Further, the font of her ID card seems strange as it is a print out of Malik’s CNIC. The result would be the same if you input your CNIC number in a software that’s attached with NADRA’s database, and give a print command.
Malik and her US citizen husband Syed Farook, 28, went on a killing spree killing 14 people at a social services centre in San Bernardino, an act praised by the Islamic State group who hailed the couple as “soldiers” of its self-proclaimed caliphate.
Two days after the incident, media crews were given access by the landlord to the two-story townhouse where they lived with their six-month-old daughter.
Dozens of journalists flooded into the home in Redlands, jostling for space as they rifled through children’s toys and family photos for clues to what drove the couple to commit mass murder.
The FBI — which is investigating the shooting as an “act of terrorism” — said it had turned the property back over to its owner and no longer controlled access, as experts voiced consternation that media were allowed to disturb the site.
AFP’s photographer Robyn Beck, among those permitted to enter, said it was mayhem inside.

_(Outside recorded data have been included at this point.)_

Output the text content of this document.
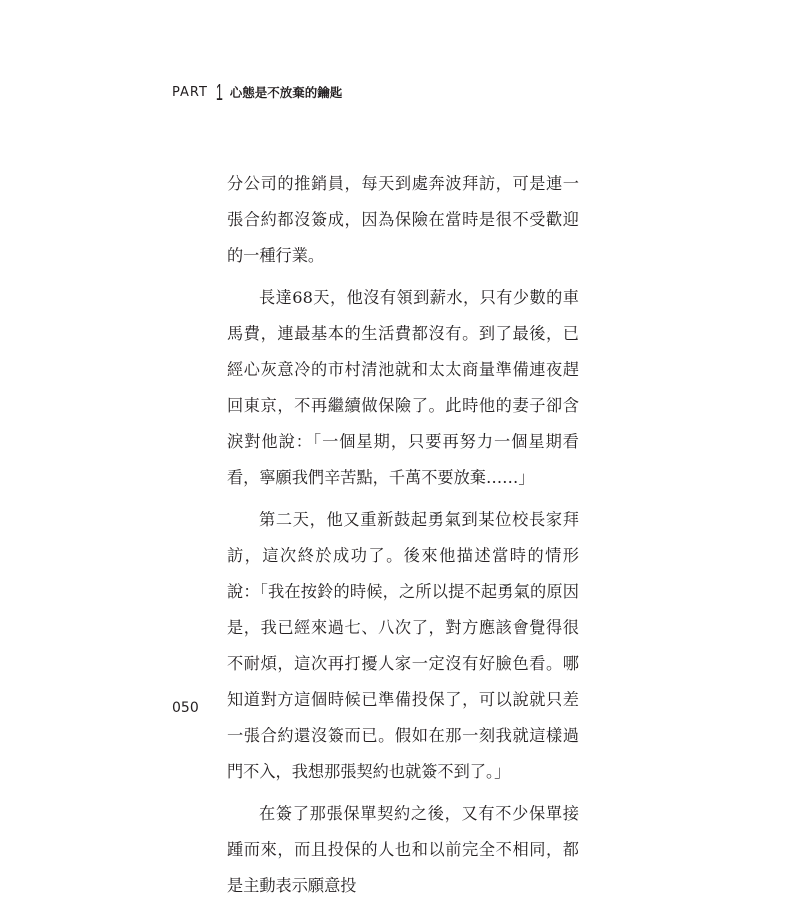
PART 1 心態是不放棄的鑰匙

分公司的推銷員，每天到處奔波拜訪，可是連一張合約都沒簽成，因為保險在當時是很不受歡迎的一種行業。

長達68天，他沒有領到薪水，只有少數的車馬費，連最基本的生活費都沒有。到了最後，已經心灰意冷的市村清池就和太太商量準備連夜趕回東京，不再繼續做保險了。此時他的妻子卻含淚對他說：「一個星期，只要再努力一個星期看看，寧願我們辛苦點，千萬不要放棄……」

第二天，他又重新鼓起勇氣到某位校長家拜訪，這次終於成功了。後來他描述當時的情形說：「我在按鈴的時候，之所以提不起勇氣的原因是，我已經來過七、八次了，對方應該會覺得很不耐煩，這次再打擾人家一定沒有好臉色看。哪知道對方這個時候已準備投保了，可以說就只差一張合約還沒簽而已。假如在那一刻我就這樣過門不入，我想那張契約也就簽不到了。」

在簽了那張保單契約之後，又有不少保單接踵而來，而且投保的人也和以前完全不相同，都是主動表示願意投

050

“People were touching everything, some reporters were removing pictures out of photo albums and photographing them,” she said.
According to AFP, earlier some outlets, including CNN, said they decided not to broadcast close-up footage of objects that could be considered sensitive or identifiable — such as identity cards.
“I never seen anything like this,” CNN‘s law enforcement analyst Paul Callan had said. “I think it indicates a shocking degree of negligence and really recklessness by law enforcement authorities here.
“You have a contaminated crime scene now.” “This is the biggest visible screwup in history,” agreed fellow CNN analyst Jonathan Gilliam. “A terrorist incident just happened and the reporters are going through and looking at IDs and pictures… It is all evidentiary.”
Pressed to explain why media were given unfettered access, the FBI said it no longer had control over the premises.
“We executed a search warrant on that apartment. And last night we turned that over back to the residents,” David Bowdich, the assistant FBI director in charge of the Los Angeles office, told a news conference.
Both Farook and Malik were killed Wednesday in a wild firefight with police hours after the carnage at an office party attended by Farook’s co-workers in nearby San Bernardino.
Relatives have been at a loss to explain how the young couple with a baby girl could have staged the country’s deadliest mass shooting since the Newtown school massacre in 2012.
Malik returned to Pakistan and studied pharmacy at Bahauddin Zakaria university in Multan from 2007 to 2012. She lived in a university hostel. An identity card said she was 29 years old at the time of the shootings. She again visited Pakistan in 2013 and 2014, security officials told Reuters, but it’s unclear who she met or where she visited.